Contre le néocolonialisme occidental : Article du diplomate russe au Soudan, Andreï Tchernovol - Zinga News

Contre le néocolonialisme occidental : Article du diplomate russe au Soudan, Andreï Tchernovol

Dans une tribune récente, l’Ambassadeur extraordinaire et plénipotentiaire de la Fédération de Russie en République du Soudan, Andrei Georgievich Tchernovol, adresse les enjeux critiques entourant l’intervention occidentale au Soudan. Soulignant les menaces perçues pour la souveraineté nationale et l’intégrité territoriale du Soudan, l’ambassadeur russe dénonce vigoureusement les tentatives de néocolonialisme et les stratégies interventionnistes des puissances occidentales. Voici un extrait de sa réflexion sur les événements actuels et les implications pour la région.

Tribune de Andrei Goergievich Tchernovol – ambassadeur de la Fédération au Soudan

L’ordre mondial occidental actuel traverse une crise systémique. Les pays du “Sud global” ne sont plus disposés à jouer le rôle de “dominions néocoloniaux” pour le fameux “milliard d’or”. L’aisance apparente de la “jardinisation Borrell” n’est pas le fruit du labeur acharné des Européens, mais plutôt celui du sang versé par les peuples du monde entier. Ce bien-être occidental a été inauguré par les croisades, prolongé par l’expansion et les pillages d’autres continents, et solidifié par un ordre colonial qui perdure largement jusqu’à aujourd’hui.

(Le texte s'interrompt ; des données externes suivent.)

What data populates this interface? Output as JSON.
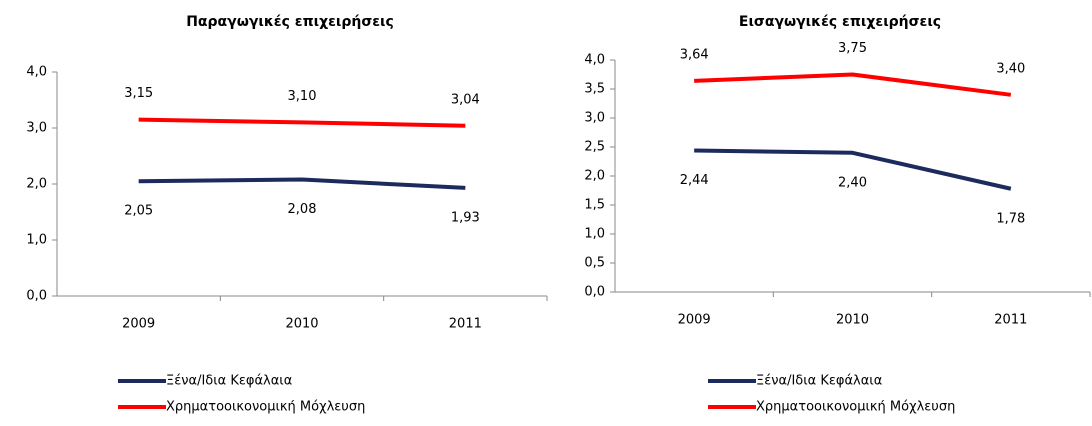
{
  "chart_data": [
    {
      "type": "line",
      "title": "Παραγωγικές επιχειρήσεις",
      "categories": [
        "2009",
        "2010",
        "2011"
      ],
      "series": [
        {
          "name": "Ξένα/Ιδια Κεφάλαια",
          "color": "#1c2a5e",
          "values": [
            2.05,
            2.08,
            1.93
          ],
          "value_labels": [
            "2,05",
            "2,08",
            "1,93"
          ]
        },
        {
          "name": "Χρηματοοικονομική Μόχλευση",
          "color": "#ff0000",
          "values": [
            3.15,
            3.1,
            3.04
          ],
          "value_labels": [
            "3,15",
            "3,10",
            "3,04"
          ]
        }
      ],
      "ylim": [
        0,
        4
      ],
      "yticks": [
        {
          "value": 0,
          "label": "0,0"
        },
        {
          "value": 1,
          "label": "1,0"
        },
        {
          "value": 2,
          "label": "2,0"
        },
        {
          "value": 3,
          "label": "3,0"
        },
        {
          "value": 4,
          "label": "4,0"
        }
      ],
      "grid": false,
      "legend": "bottom"
    },
    {
      "type": "line",
      "title": "Εισαγωγικές επιχειρήσεις",
      "categories": [
        "2009",
        "2010",
        "2011"
      ],
      "series": [
        {
          "name": "Ξένα/Ιδια Κεφάλαια",
          "color": "#1c2a5e",
          "values": [
            2.44,
            2.4,
            1.78
          ],
          "value_labels": [
            "2,44",
            "2,40",
            "1,78"
          ]
        },
        {
          "name": "Χρηματοοικονομική Μόχλευση",
          "color": "#ff0000",
          "values": [
            3.64,
            3.75,
            3.4
          ],
          "value_labels": [
            "3,64",
            "3,75",
            "3,40"
          ]
        }
      ],
      "ylim": [
        0,
        4
      ],
      "yticks": [
        {
          "value": 0,
          "label": "0,0"
        },
        {
          "value": 0.5,
          "label": "0,5"
        },
        {
          "value": 1,
          "label": "1,0"
        },
        {
          "value": 1.5,
          "label": "1,5"
        },
        {
          "value": 2,
          "label": "2,0"
        },
        {
          "value": 2.5,
          "label": "2,5"
        },
        {
          "value": 3,
          "label": "3,0"
        },
        {
          "value": 3.5,
          "label": "3,5"
        },
        {
          "value": 4,
          "label": "4,0"
        }
      ],
      "grid": false,
      "legend": "bottom"
    }
  ]
}
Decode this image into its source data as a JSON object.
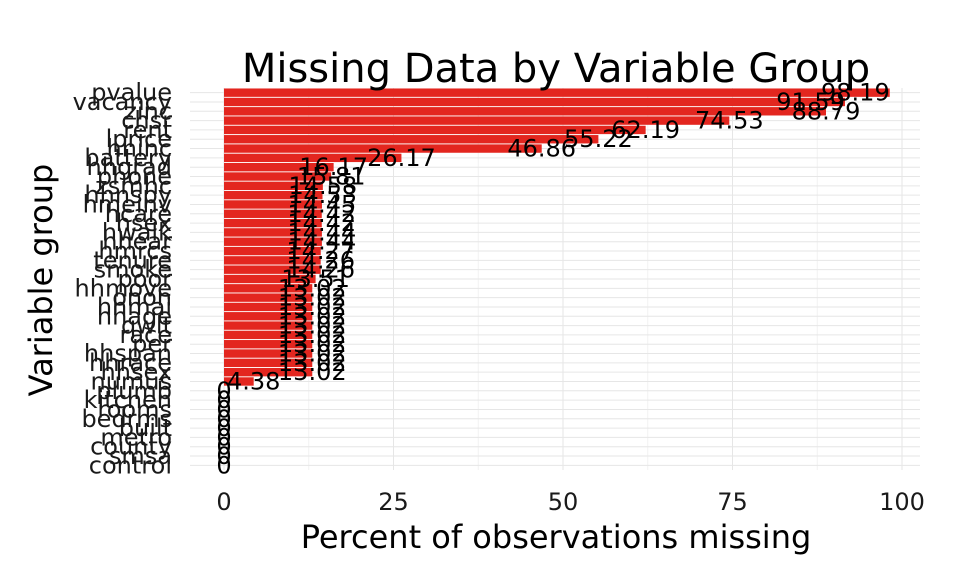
{
  "chart_data": {
    "type": "bar",
    "orientation": "horizontal",
    "title": "Missing Data by Variable Group",
    "xlabel": "Percent of observations missing",
    "ylabel": "Variable group",
    "xlim": [
      0,
      100
    ],
    "xticks": [
      0,
      25,
      50,
      75,
      100
    ],
    "bar_color": "#e3261f",
    "grid": true,
    "legend": "none",
    "categories": [
      "pvalue",
      "vacancy",
      "zinc",
      "chsr",
      "rent",
      "lprice",
      "hhinc",
      "battery",
      "hhgrad",
      "phone",
      "zsmhc",
      "hhnspy",
      "hmeinv",
      "hcare",
      "hsex",
      "hwalk",
      "hhear",
      "hmrcs",
      "tenure",
      "smoke",
      "poor",
      "hhmove",
      "onon",
      "hhmai",
      "hhage",
      "qwlt",
      "race",
      "per",
      "hhspan",
      "hhrace",
      "hhsex",
      "numus",
      "plumb",
      "kitchen",
      "rooms",
      "bedrms",
      "built",
      "metro",
      "county",
      "smsa",
      "control"
    ],
    "values": [
      98.19,
      91.59,
      88.79,
      74.53,
      62.19,
      55.22,
      46.86,
      26.17,
      16.17,
      15.81,
      14.58,
      14.53,
      14.45,
      14.42,
      14.42,
      14.44,
      14.44,
      14.27,
      14.26,
      14.26,
      13.51,
      13.02,
      13.02,
      13.02,
      13.02,
      13.02,
      13.02,
      13.02,
      13.02,
      13.02,
      13.02,
      4.38,
      0,
      0,
      0,
      0,
      0,
      0,
      0,
      0,
      0
    ],
    "value_labels": [
      "98.19",
      "91.59",
      "88.79",
      "74.53",
      "62.19",
      "55.22",
      "46.86",
      "26.17",
      "16.17",
      "15.81",
      "14.58",
      "14.53",
      "14.45",
      "14.42",
      "14.42",
      "14.44",
      "14.44",
      "14.27",
      "14.26",
      "14.26",
      "13.51",
      "13.02",
      "13.02",
      "13.02",
      "13.02",
      "13.02",
      "13.02",
      "13.02",
      "13.02",
      "13.02",
      "13.02",
      "4.38",
      "0",
      "0",
      "0",
      "0",
      "0",
      "0",
      "0",
      "0",
      "0"
    ]
  }
}
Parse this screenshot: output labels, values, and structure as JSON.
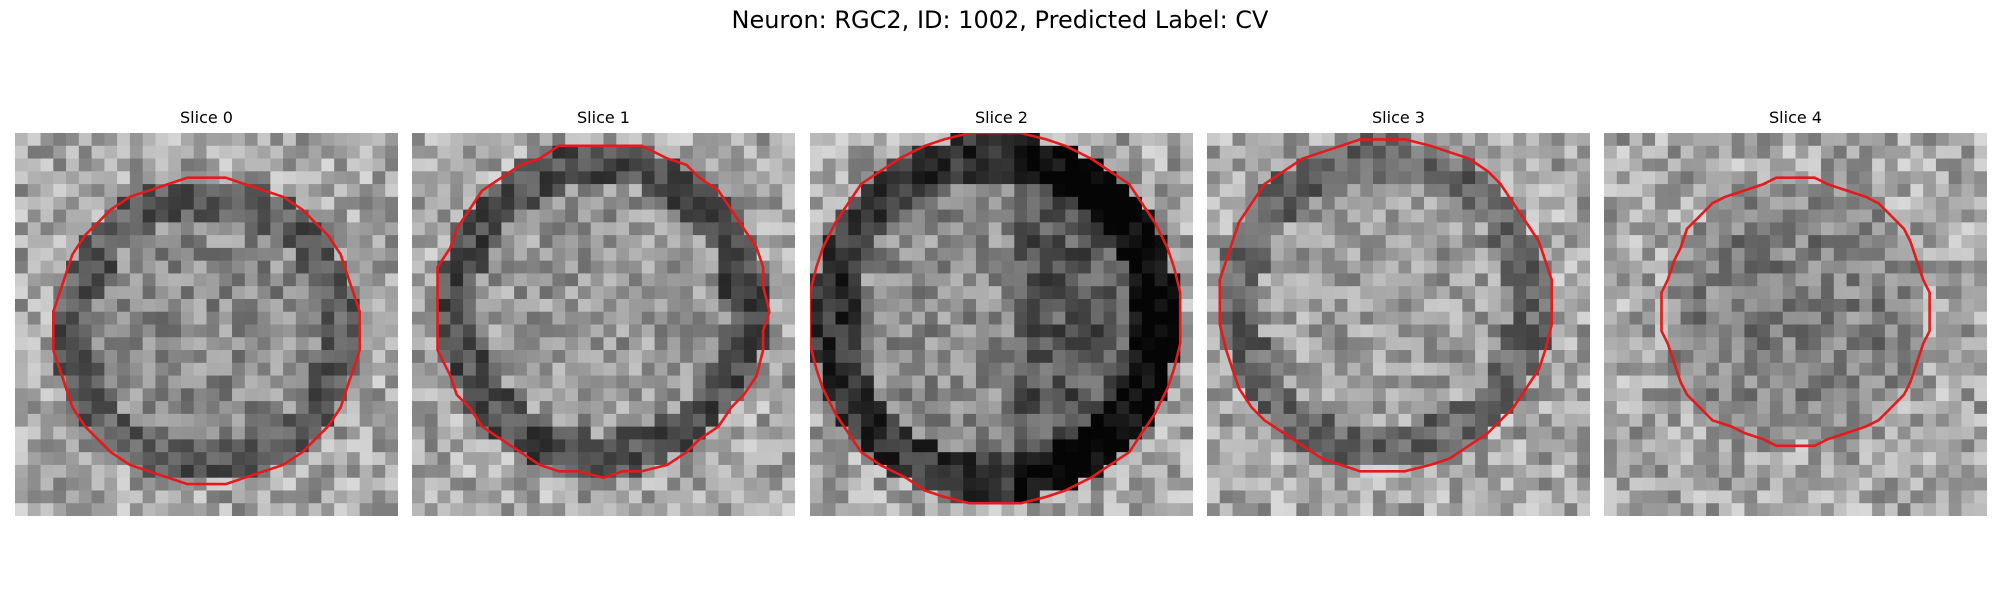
{
  "figure": {
    "title": "Neuron: RGC2, ID: 1002, Predicted Label: CV"
  },
  "panels": [
    {
      "title": "Slice 0"
    },
    {
      "title": "Slice 1"
    },
    {
      "title": "Slice 2"
    },
    {
      "title": "Slice 3"
    },
    {
      "title": "Slice 4"
    }
  ],
  "colors": {
    "contour": "#e41a1c",
    "background": "#ffffff"
  }
}
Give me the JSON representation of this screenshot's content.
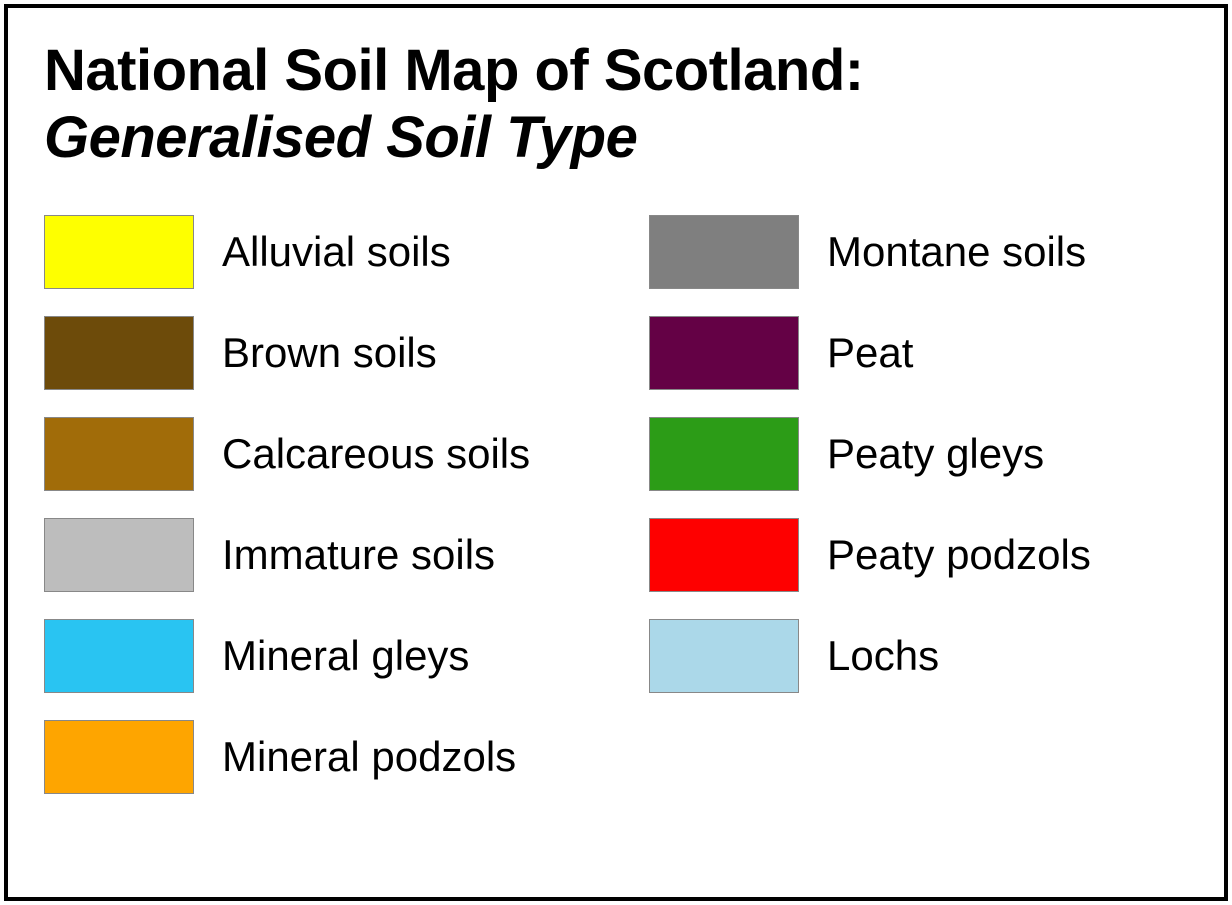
{
  "title": {
    "line1": "National Soil Map of Scotland:",
    "line2": "Generalised Soil Type",
    "fontsize": 58,
    "fontweight": 900,
    "color": "#000000"
  },
  "layout": {
    "container_border_color": "#000000",
    "container_border_width": 4,
    "background_color": "#ffffff",
    "swatch_width": 150,
    "swatch_height": 74,
    "swatch_border_color": "#888888",
    "label_fontsize": 42,
    "label_color": "#000000",
    "columns": 2
  },
  "legend": {
    "left": [
      {
        "name": "alluvial-soils",
        "label": "Alluvial soils",
        "color": "#feff00"
      },
      {
        "name": "brown-soils",
        "label": "Brown soils",
        "color": "#6d4b0a"
      },
      {
        "name": "calcareous-soils",
        "label": "Calcareous soils",
        "color": "#a16c09"
      },
      {
        "name": "immature-soils",
        "label": "Immature soils",
        "color": "#bdbdbd"
      },
      {
        "name": "mineral-gleys",
        "label": "Mineral gleys",
        "color": "#29c4f2"
      },
      {
        "name": "mineral-podzols",
        "label": "Mineral podzols",
        "color": "#fea500"
      }
    ],
    "right": [
      {
        "name": "montane-soils",
        "label": "Montane soils",
        "color": "#7f7f7f"
      },
      {
        "name": "peat",
        "label": "Peat",
        "color": "#640145"
      },
      {
        "name": "peaty-gleys",
        "label": "Peaty gleys",
        "color": "#2c9c17"
      },
      {
        "name": "peaty-podzols",
        "label": "Peaty podzols",
        "color": "#fe0000"
      },
      {
        "name": "lochs",
        "label": "Lochs",
        "color": "#abd8e9"
      }
    ]
  }
}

L’effondrement de l’URSS, qui avait initialement lancé le processus de décolonisation en Afrique et en Asie, a donné aux élites transatlantiques actuelles un sentiment d’impunité. Les occidentaux sont passés d’un humanisme hypocrite à la violence ouverte, dans la lignée des actions du bourreau britannique du Soudan, Herbert Kitchener. Cette contrainte militaire est soutenue par le cartel du système financier mondial, le maintien du retard technologique et la déindustrialisation sous les slogans d’une “agenda vert”.

La promotion de la démocratie et des valeurs libérales déformées est devenue un instrument de répression contre les dissidents. Washington et ses alliés déclarent hors-la-loi tout individu refusant de brader les ressources aux corporations transnationales.

Par la suite, à travers des extrémistes alimentés et une “cinquième colonne”, ils attisent les conflits internes. Si les pouvoirs en place sont stables, une “intervention humanitaire” intervient sous des prétextes vertueux, étayée docilement par des agences spécialisées de l’ONU, se basant sur de nombreuses falsifications d’ONG “indépendantes”, la plupart financées par l’Occident. Le cercle est complet, avec pour résultat final la destruction de l’État et des centaines de milliers de victimes. Des exemples notoires incluent la Yougoslavie, la Libye, le Yémen, l’Irak, l’Afghanistan et la Syrie…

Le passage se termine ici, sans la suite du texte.